Many of my friends who struggle with insomnia face the same problem in a different form: they have tasks to complete, but don’t want to do them. It’s too much stress. “But I can’t just go to sleep,” they argue against themselves, and so instead find something to do ‘before’ their task work, half-convinced they’ll complete what they needed to do to begin with, then later finally pass out at 4 am.
Whether or not you struggle with sleep routines, you may be unmotivated by the day ahead. At night you lay down in bed and scroll through your phone, hoping enough status updates might numb or distract your mind long enough for you to forget tomorrow is coming. Or you wake up and, like me, find no physical energy to pull yourself out of bed—why would you, anyway?—and by doing so add to the stress you’re already experiencing.
The routine I’m about to suggest can benefit anyone in any situation. I encourage you to make two brief evaluations:
- Take note of what your schedule consists of. For me, it was work, letter writing, meetings, and organizing. Look at an actual schedule and see what you did in the last week.
- Consider your current top three goals. What are you focused on getting out of life right now? If you don’t have goals specified yet, what would they be? What are you passionate about? Who do you want to be?
- Evaluate: do you see an alignment between the two?
It hit me all at once. All of the things flooding my schedule—yes, they made me busy, but they also advanced me as a person. Work: I could earn money to put toward my education, allowing me to attain a degree and advance me toward a fulfilling career drawing closer every day. Letter writing: I was sending updates and fundraising information for an upcoming trip, one internship that will possibly determine my future. Meetings: every person I spent time with was someone I truly wanted to invest in and commune with.

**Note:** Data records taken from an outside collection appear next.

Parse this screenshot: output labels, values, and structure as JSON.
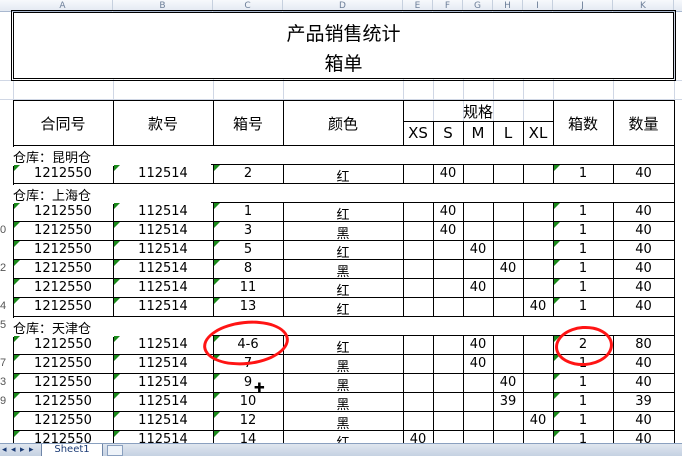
{
  "columns": [
    "A",
    "B",
    "C",
    "D",
    "E",
    "F",
    "G",
    "H",
    "I",
    "J",
    "K"
  ],
  "title": "产品销售统计",
  "subtitle": "箱单",
  "headers": {
    "contract": "合同号",
    "style": "款号",
    "box_no": "箱号",
    "color": "颜色",
    "spec": "规格",
    "sizes": [
      "XS",
      "S",
      "M",
      "L",
      "XL"
    ],
    "box_count": "箱数",
    "quantity": "数量"
  },
  "row_numbers": [
    "",
    "",
    "",
    "",
    "",
    "",
    "",
    "",
    "",
    "",
    "0",
    "",
    "2",
    "",
    "4",
    "5",
    "",
    "7",
    "3",
    "9",
    ""
  ],
  "rows": [
    {
      "type": "section",
      "label": "仓库：昆明仓"
    },
    {
      "type": "data",
      "contract": "1212550",
      "style": "112514",
      "box": "2",
      "color": "红",
      "xs": "",
      "s": "40",
      "m": "",
      "l": "",
      "xl": "",
      "boxes": "1",
      "qty": "40"
    },
    {
      "type": "section",
      "label": "仓库：上海仓"
    },
    {
      "type": "data",
      "contract": "1212550",
      "style": "112514",
      "box": "1",
      "color": "红",
      "xs": "",
      "s": "40",
      "m": "",
      "l": "",
      "xl": "",
      "boxes": "1",
      "qty": "40"
    },
    {
      "type": "data",
      "contract": "1212550",
      "style": "112514",
      "box": "3",
      "color": "黑",
      "xs": "",
      "s": "40",
      "m": "",
      "l": "",
      "xl": "",
      "boxes": "1",
      "qty": "40"
    },
    {
      "type": "data",
      "contract": "1212550",
      "style": "112514",
      "box": "5",
      "color": "红",
      "xs": "",
      "s": "",
      "m": "40",
      "l": "",
      "xl": "",
      "boxes": "1",
      "qty": "40"
    },
    {
      "type": "data",
      "contract": "1212550",
      "style": "112514",
      "box": "8",
      "color": "黑",
      "xs": "",
      "s": "",
      "m": "",
      "l": "40",
      "xl": "",
      "boxes": "1",
      "qty": "40"
    },
    {
      "type": "data",
      "contract": "1212550",
      "style": "112514",
      "box": "11",
      "color": "红",
      "xs": "",
      "s": "",
      "m": "40",
      "l": "",
      "xl": "",
      "boxes": "1",
      "qty": "40"
    },
    {
      "type": "data",
      "contract": "1212550",
      "style": "112514",
      "box": "13",
      "color": "红",
      "xs": "",
      "s": "",
      "m": "",
      "l": "",
      "xl": "40",
      "boxes": "1",
      "qty": "40"
    },
    {
      "type": "section",
      "label": "仓库：天津仓"
    },
    {
      "type": "data",
      "contract": "1212550",
      "style": "112514",
      "box": "4-6",
      "color": "红",
      "xs": "",
      "s": "",
      "m": "40",
      "l": "",
      "xl": "",
      "boxes": "2",
      "qty": "80"
    },
    {
      "type": "data",
      "contract": "1212550",
      "style": "112514",
      "box": "7",
      "color": "黑",
      "xs": "",
      "s": "",
      "m": "40",
      "l": "",
      "xl": "",
      "boxes": "1",
      "qty": "40"
    },
    {
      "type": "data",
      "contract": "1212550",
      "style": "112514",
      "box": "9",
      "color": "黑",
      "xs": "",
      "s": "",
      "m": "",
      "l": "40",
      "xl": "",
      "boxes": "1",
      "qty": "40"
    },
    {
      "type": "data",
      "contract": "1212550",
      "style": "112514",
      "box": "10",
      "color": "黑",
      "xs": "",
      "s": "",
      "m": "",
      "l": "39",
      "xl": "",
      "boxes": "1",
      "qty": "39"
    },
    {
      "type": "data",
      "contract": "1212550",
      "style": "112514",
      "box": "12",
      "color": "黑",
      "xs": "",
      "s": "",
      "m": "",
      "l": "",
      "xl": "40",
      "boxes": "1",
      "qty": "40"
    },
    {
      "type": "data",
      "contract": "1212550",
      "style": "112514",
      "box": "14",
      "color": "红",
      "xs": "40",
      "s": "",
      "m": "",
      "l": "",
      "xl": "",
      "boxes": "1",
      "qty": "40"
    }
  ],
  "sheet_tab": "Sheet1",
  "nav_icons": [
    "first-sheet-icon",
    "prev-sheet-icon",
    "next-sheet-icon",
    "last-sheet-icon"
  ],
  "colors": {
    "annotation": "#ff1414",
    "header_bg": "#e3e9f2",
    "error_flag": "#1a8a1a"
  }
}
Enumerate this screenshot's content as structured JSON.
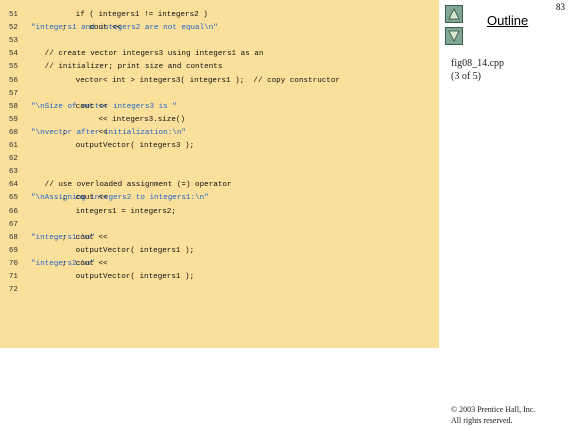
{
  "page_number": "83",
  "outline_label": "Outline",
  "file_name": "fig08_14.cpp",
  "page_position": "(3 of 5)",
  "copyright_line1": "© 2003 Prentice Hall, Inc.",
  "copyright_line2": "All rights reserved.",
  "code_lines": [
    {
      "num": "51",
      "segs": [
        {
          "t": "   if ( integers1 != integers2 )",
          "c": "code"
        }
      ]
    },
    {
      "num": "52",
      "segs": [
        {
          "t": "      cout << ",
          "c": "code"
        },
        {
          "t": "\"integers1 and integers2 are not equal\\n\"",
          "c": "str"
        },
        {
          "t": ";",
          "c": "code"
        }
      ]
    },
    {
      "num": "53",
      "segs": []
    },
    {
      "num": "54",
      "segs": [
        {
          "t": "   // create vector integers3 using integers1 as an",
          "c": "cmt"
        }
      ]
    },
    {
      "num": "55",
      "segs": [
        {
          "t": "   // initializer; print size and contents",
          "c": "cmt"
        }
      ]
    },
    {
      "num": "56",
      "segs": [
        {
          "t": "   vector< int > integers3( integers1 );  // copy constructor",
          "c": "code"
        }
      ]
    },
    {
      "num": "57",
      "segs": []
    },
    {
      "num": "58",
      "segs": [
        {
          "t": "   cout << ",
          "c": "code"
        },
        {
          "t": "\"\\nSize of vector integers3 is \"",
          "c": "str"
        }
      ]
    },
    {
      "num": "59",
      "segs": [
        {
          "t": "        << integers3.size()",
          "c": "code"
        }
      ]
    },
    {
      "num": "60",
      "segs": [
        {
          "t": "        << ",
          "c": "code"
        },
        {
          "t": "\"\\nvector after initialization:\\n\"",
          "c": "str"
        },
        {
          "t": ";",
          "c": "code"
        }
      ]
    },
    {
      "num": "61",
      "segs": [
        {
          "t": "   outputVector( integers3 );",
          "c": "code"
        }
      ]
    },
    {
      "num": "62",
      "segs": []
    },
    {
      "num": "63",
      "segs": []
    },
    {
      "num": "64",
      "segs": [
        {
          "t": "   // use overloaded assignment (=) operator",
          "c": "cmt"
        }
      ]
    },
    {
      "num": "65",
      "segs": [
        {
          "t": "   cout << ",
          "c": "code"
        },
        {
          "t": "\"\\nAssigning integers2 to integers1:\\n\"",
          "c": "str"
        },
        {
          "t": ";",
          "c": "code"
        }
      ]
    },
    {
      "num": "66",
      "segs": [
        {
          "t": "   integers1 = integers2;",
          "c": "code"
        }
      ]
    },
    {
      "num": "67",
      "segs": []
    },
    {
      "num": "68",
      "segs": [
        {
          "t": "   cout << ",
          "c": "code"
        },
        {
          "t": "\"integers1:\\n\"",
          "c": "str"
        },
        {
          "t": ";",
          "c": "code"
        }
      ]
    },
    {
      "num": "69",
      "segs": [
        {
          "t": "   outputVector( integers1 );",
          "c": "code"
        }
      ]
    },
    {
      "num": "70",
      "segs": [
        {
          "t": "   cout << ",
          "c": "code"
        },
        {
          "t": "\"integers2:\\n\"",
          "c": "str"
        },
        {
          "t": ";",
          "c": "code"
        }
      ]
    },
    {
      "num": "71",
      "segs": [
        {
          "t": "   outputVector( integers1 );",
          "c": "code"
        }
      ]
    },
    {
      "num": "72",
      "segs": []
    }
  ]
}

In reality, everything on my schedule was something I actually did want to do.
If that’s not how yours lines up, fix it. Everything is a means to an end. If you want your schedule to work toward specific goals, modify it. You don’t want to go to work, for example—fine; but what can you be saving up for to motivate you? Your Tuesday/Thursday class is boring, sure--but can you use that opportunity to build new relationships on campus? Find anything you don’t want to do, and if it can’t be removed, bring purpose to it.
I think you’ll find, however, that the bulk of your schedule is filled with things that contribute toward your goals if you are a goal-oriented person. If that isn’t true for you, maybe it’s time for a change.
As soon as I recognized the purpose in each section of my schedule, my sleeping problem almost disappeared entirely. I was up on the dot the next morning, and have gotten out of bed at a reasonable time each morning since. Motivation makes a world of a difference.
So, then, the question stands: what are you working toward?